Chi, true about the conceptual understanding and derivation of necessary formulas, after a second pass I found it more palatable. Some days I just can’t seem to understand anything, other days everything is easy, guess I read that on a “bad” day. However I still have trouble deriving break-even calculations even with conceptual understanding (at least for more complicated strategies eg butterfly spread), so I think I’m just gonna roll the dice on that one. Rather than memorize max profit/loss, I just re-solve the formula at increments above and below the strike and take notice when the gain and losses seem to stagnate at the same level. Less time efficient, yes, but far easier than memorizing max profit/loss formulas for 10 strategies.

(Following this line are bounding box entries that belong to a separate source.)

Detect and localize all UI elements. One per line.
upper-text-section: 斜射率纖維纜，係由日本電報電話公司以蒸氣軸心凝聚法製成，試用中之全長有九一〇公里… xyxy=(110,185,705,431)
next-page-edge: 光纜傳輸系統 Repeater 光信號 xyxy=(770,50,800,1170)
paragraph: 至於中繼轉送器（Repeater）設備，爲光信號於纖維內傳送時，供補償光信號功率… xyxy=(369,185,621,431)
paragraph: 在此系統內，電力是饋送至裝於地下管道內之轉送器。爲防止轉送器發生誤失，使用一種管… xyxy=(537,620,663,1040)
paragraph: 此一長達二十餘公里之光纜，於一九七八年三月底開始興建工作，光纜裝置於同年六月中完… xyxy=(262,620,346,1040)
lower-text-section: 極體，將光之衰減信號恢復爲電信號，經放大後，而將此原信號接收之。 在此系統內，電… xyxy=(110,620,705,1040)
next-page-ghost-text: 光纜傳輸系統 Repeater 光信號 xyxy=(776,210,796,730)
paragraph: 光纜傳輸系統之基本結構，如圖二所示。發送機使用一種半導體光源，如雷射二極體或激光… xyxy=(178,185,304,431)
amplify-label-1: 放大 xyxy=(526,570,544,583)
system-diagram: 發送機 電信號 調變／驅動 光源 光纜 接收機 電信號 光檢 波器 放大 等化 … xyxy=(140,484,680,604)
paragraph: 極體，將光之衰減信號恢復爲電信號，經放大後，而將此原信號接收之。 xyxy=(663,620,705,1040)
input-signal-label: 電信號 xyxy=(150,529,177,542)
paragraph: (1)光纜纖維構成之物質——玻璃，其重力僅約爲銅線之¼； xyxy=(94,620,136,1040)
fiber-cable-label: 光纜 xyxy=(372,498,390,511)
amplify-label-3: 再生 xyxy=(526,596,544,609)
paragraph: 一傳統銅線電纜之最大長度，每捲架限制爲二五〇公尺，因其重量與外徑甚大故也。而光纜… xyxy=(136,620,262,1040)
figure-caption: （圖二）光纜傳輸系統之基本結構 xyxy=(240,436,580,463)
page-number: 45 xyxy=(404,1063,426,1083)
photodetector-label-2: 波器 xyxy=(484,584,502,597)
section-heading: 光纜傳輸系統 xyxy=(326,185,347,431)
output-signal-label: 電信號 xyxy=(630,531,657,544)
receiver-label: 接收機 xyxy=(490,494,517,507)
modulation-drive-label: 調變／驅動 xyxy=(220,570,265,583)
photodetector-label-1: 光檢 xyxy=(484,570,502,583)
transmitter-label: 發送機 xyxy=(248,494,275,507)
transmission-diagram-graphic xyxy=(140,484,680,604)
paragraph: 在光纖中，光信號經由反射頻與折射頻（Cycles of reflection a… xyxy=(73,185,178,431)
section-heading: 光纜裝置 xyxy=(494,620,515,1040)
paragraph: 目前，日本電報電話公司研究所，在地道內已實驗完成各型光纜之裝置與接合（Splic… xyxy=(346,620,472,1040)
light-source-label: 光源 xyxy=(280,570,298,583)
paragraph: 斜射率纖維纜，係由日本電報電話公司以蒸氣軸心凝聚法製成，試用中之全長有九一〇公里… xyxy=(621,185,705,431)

Now that I think about it, I’m pretty sure I just ignored the formulas as I found them too confusing. Instead just reason through the value of each of the underlying position, your premiums paid, etc. and you should be good.

Everyone learns and recalls in a different manner, but I will at least offer that drawing pictures really helps me. Drawing the option hockey stick with the strike price at the inflection point on a graph is a nice way to conceptualize breakeven and the math tends to easily flow from there. Again, everyone is different, but I would have a miserable time if I could only rely recalling the formulas.

Thats funny Forward, for me it’s the opposite. I would have a far better shot at memorizing the fomulas rather than the graphs, if they ask me to draw a diagram I’m just going to draw a butterfly, or a box with a UPS label, or just some stick figures or something.